Par Elsa Girard-Basset | Journaliste web
Depuis plusieurs années, Caroline Roux s’est imposée comme l’une des journalistes politiques les plus respectées du paysage audiovisuel français. À la tête de plusieurs émissions majeures du service public, elle est reconnue pour son sérieux, sa rigueur et son sens de l’interview. Pourtant, malgré ce professionnalisme salué, certains téléspectateurs semblent parfois davantage focalisés sur son apparence physique que sur son travail.
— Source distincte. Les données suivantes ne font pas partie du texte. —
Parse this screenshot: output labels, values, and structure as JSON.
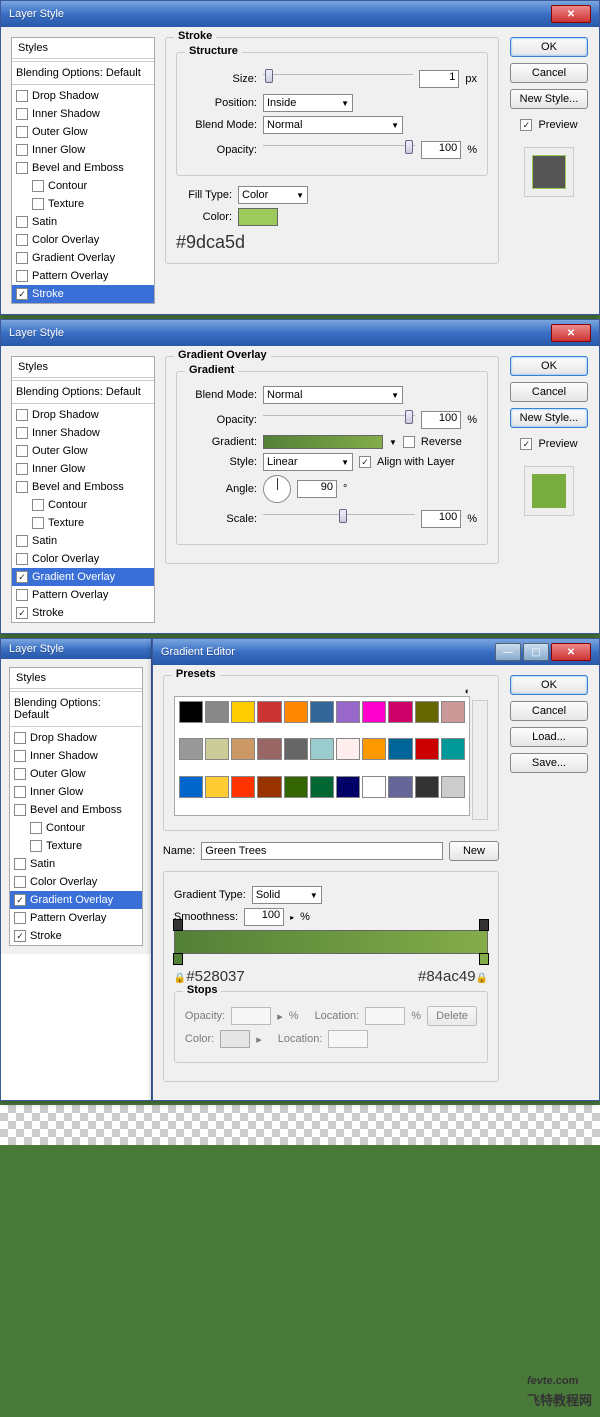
{
  "dialog1": {
    "title": "Layer Style",
    "sidebar_header": "Styles",
    "blending": "Blending Options: Default",
    "items": [
      "Drop Shadow",
      "Inner Shadow",
      "Outer Glow",
      "Inner Glow",
      "Bevel and Emboss",
      "Contour",
      "Texture",
      "Satin",
      "Color Overlay",
      "Gradient Overlay",
      "Pattern Overlay",
      "Stroke"
    ],
    "selected": "Stroke",
    "panel_title": "Stroke",
    "structure": "Structure",
    "size_label": "Size:",
    "size_value": "1",
    "px": "px",
    "position_label": "Position:",
    "position_value": "Inside",
    "blendmode_label": "Blend Mode:",
    "blendmode_value": "Normal",
    "opacity_label": "Opacity:",
    "opacity_value": "100",
    "pct": "%",
    "filltype_label": "Fill Type:",
    "filltype_value": "Color",
    "color_label": "Color:",
    "color_hex": "#9dca5d",
    "ok": "OK",
    "cancel": "Cancel",
    "newstyle": "New Style...",
    "preview": "Preview"
  },
  "dialog2": {
    "title": "Layer Style",
    "selected": "Gradient Overlay",
    "checked": [
      "Gradient Overlay",
      "Stroke"
    ],
    "panel_title": "Gradient Overlay",
    "gradient": "Gradient",
    "blendmode_label": "Blend Mode:",
    "blendmode_value": "Normal",
    "opacity_label": "Opacity:",
    "opacity_value": "100",
    "gradient_label": "Gradient:",
    "reverse": "Reverse",
    "style_label": "Style:",
    "style_value": "Linear",
    "align": "Align with Layer",
    "angle_label": "Angle:",
    "angle_value": "90",
    "deg": "°",
    "scale_label": "Scale:",
    "scale_value": "100",
    "ok": "OK",
    "cancel": "Cancel",
    "newstyle": "New Style...",
    "preview": "Preview",
    "preview_color": "#7aad3f"
  },
  "dialog3": {
    "title_left": "Layer Style",
    "title_right": "Gradient Editor",
    "presets": "Presets",
    "preset_colors": [
      "#000",
      "#888",
      "#fc0",
      "#c33",
      "#f80",
      "#369",
      "#96c",
      "#f0c",
      "#c06",
      "#660",
      "#c99",
      "#999",
      "#cc9",
      "#c96",
      "#966",
      "#666",
      "#9cc",
      "#fee",
      "#f90",
      "#069",
      "#c00",
      "#099",
      "#06c",
      "#fc3",
      "#f30",
      "#930",
      "#360",
      "#063",
      "#006",
      "#fff",
      "#669",
      "#333",
      "#ccc"
    ],
    "name_label": "Name:",
    "name_value": "Green Trees",
    "new": "New",
    "gradtype_label": "Gradient Type:",
    "gradtype_value": "Solid",
    "smooth_label": "Smoothness:",
    "smooth_value": "100",
    "stops": "Stops",
    "opacity_label": "Opacity:",
    "location_label": "Location:",
    "delete": "Delete",
    "color_label": "Color:",
    "hex_left": "#528037",
    "hex_right": "#84ac49",
    "ok": "OK",
    "cancel": "Cancel",
    "load": "Load...",
    "save": "Save...",
    "selected": "Gradient Overlay",
    "checked": [
      "Gradient Overlay",
      "Stroke"
    ]
  },
  "watermark": {
    "brand": "fevte",
    "dotcom": ".com",
    "sub": "飞特教程网"
  }
}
À 53 ans, Caroline Roux continue d’incarner une figure incontournable de l’information politique à la télévision. Très discrète sur sa vie privée, la journaliste préfère généralement mettre en avant son métier plutôt que son image. Mais son style assumé, notamment ses célèbres talons aiguilles, attire régulièrement l’attention du public.
Figure majeure du journalisme politique français, Caroline Roux n’a jamais caché son goût pour une élégance affirmée à l’écran. Depuis le début de sa carrière, la présentatrice revendique pleinement sa féminité dans un univers longtemps considéré comme très masculin. Un choix qu’elle assume totalement, notamment à travers les tenues et les chaussures qu’elle porte à l’antenne. Elle expliquait ainsi dans les colonnes de Madame Figaro :
« J’ai toujours été juchée sur des talons aiguilles, hauteur 10cm. Depuis le tout début de ma carrière de journaliste politique, j’ai assumé de les mettre en scène, assise sur un tabouret haut. Je trouvais que cela produisait une belle silhouette graphique. Il y avait aussi un côté un peu militant de ma part dans le fait de montrer ma féminité dans un univers qui se voulait masculin. Et même lorsque j’étais reporter à la radio et que je courais avec mon enregistreur Nagra, j’étais juchée sur des stilettos pailletés. J’adorais le bruit qu’ils faisaient dans la rue. »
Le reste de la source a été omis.